Including a probability as predictor for logistic regression


#1

I’m building a Stan model where each binary observation y_{i} is imagined to be the result of some base probability q_{i} that is further modified by my other predictors. I have a noisy point estimate for each q_{i} and my question is how to best include this information in the model.

Right now, my model looks like this (I use a regularized horseshoe prior for my betas and student t priors for k and the intercept b_0):

data {
  int<lower=1> N;
  int<lower=1> M;

  int<lower=0, upper=1> y[N];
  matrix[N, M] X;
  vector[N] q;
}

parameters {
  real b0;
  vector[M] beta;
  real k;
}

model {
  y ~ bernoulli_logit(b0 + k*logit(q) + X * beta)
}

This usually works fine, but sometimes my point estimates for q_{i} are exactly 0 or 1 and then my model blows up because logit(1) is Inf. I often don’t trust these point estimates of q_{i} and I want the model to decide to what extend it makes use of this information (this is what I try to achieve with this parameter k).

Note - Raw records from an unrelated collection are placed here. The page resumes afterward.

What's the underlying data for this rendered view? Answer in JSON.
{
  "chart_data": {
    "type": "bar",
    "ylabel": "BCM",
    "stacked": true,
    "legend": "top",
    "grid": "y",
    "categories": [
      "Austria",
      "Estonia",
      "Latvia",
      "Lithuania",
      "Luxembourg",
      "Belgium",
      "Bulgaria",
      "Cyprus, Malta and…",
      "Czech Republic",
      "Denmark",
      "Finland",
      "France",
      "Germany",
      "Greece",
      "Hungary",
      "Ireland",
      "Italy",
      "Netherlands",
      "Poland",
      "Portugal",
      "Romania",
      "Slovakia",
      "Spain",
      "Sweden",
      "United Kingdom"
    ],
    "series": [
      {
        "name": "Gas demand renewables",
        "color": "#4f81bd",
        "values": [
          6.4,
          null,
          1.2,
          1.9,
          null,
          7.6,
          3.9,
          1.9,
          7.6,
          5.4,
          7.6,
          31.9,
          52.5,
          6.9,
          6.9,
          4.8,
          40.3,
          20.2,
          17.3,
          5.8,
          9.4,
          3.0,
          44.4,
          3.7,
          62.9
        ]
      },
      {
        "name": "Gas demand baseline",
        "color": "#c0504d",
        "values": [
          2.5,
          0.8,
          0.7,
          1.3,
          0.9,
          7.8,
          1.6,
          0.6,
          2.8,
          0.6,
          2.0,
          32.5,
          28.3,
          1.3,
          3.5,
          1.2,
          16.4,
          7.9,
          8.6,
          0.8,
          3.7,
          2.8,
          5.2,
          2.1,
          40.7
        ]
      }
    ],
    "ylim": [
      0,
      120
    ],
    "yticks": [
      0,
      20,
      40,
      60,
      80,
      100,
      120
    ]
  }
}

I guess the quick and dirty way is to truncate each q_{i} to a range between 0.01 and 0.99 (or whatever), but there surely has to be a better way?

Thank you for your advice

Daniel


#2

If you know that the observed q is noisy, you could consider q as a parameter, and model q_obs (which is now q) as an observation with a distribution that does not vanish around the edges (or, depending on the problem, model logit(q) directly this way).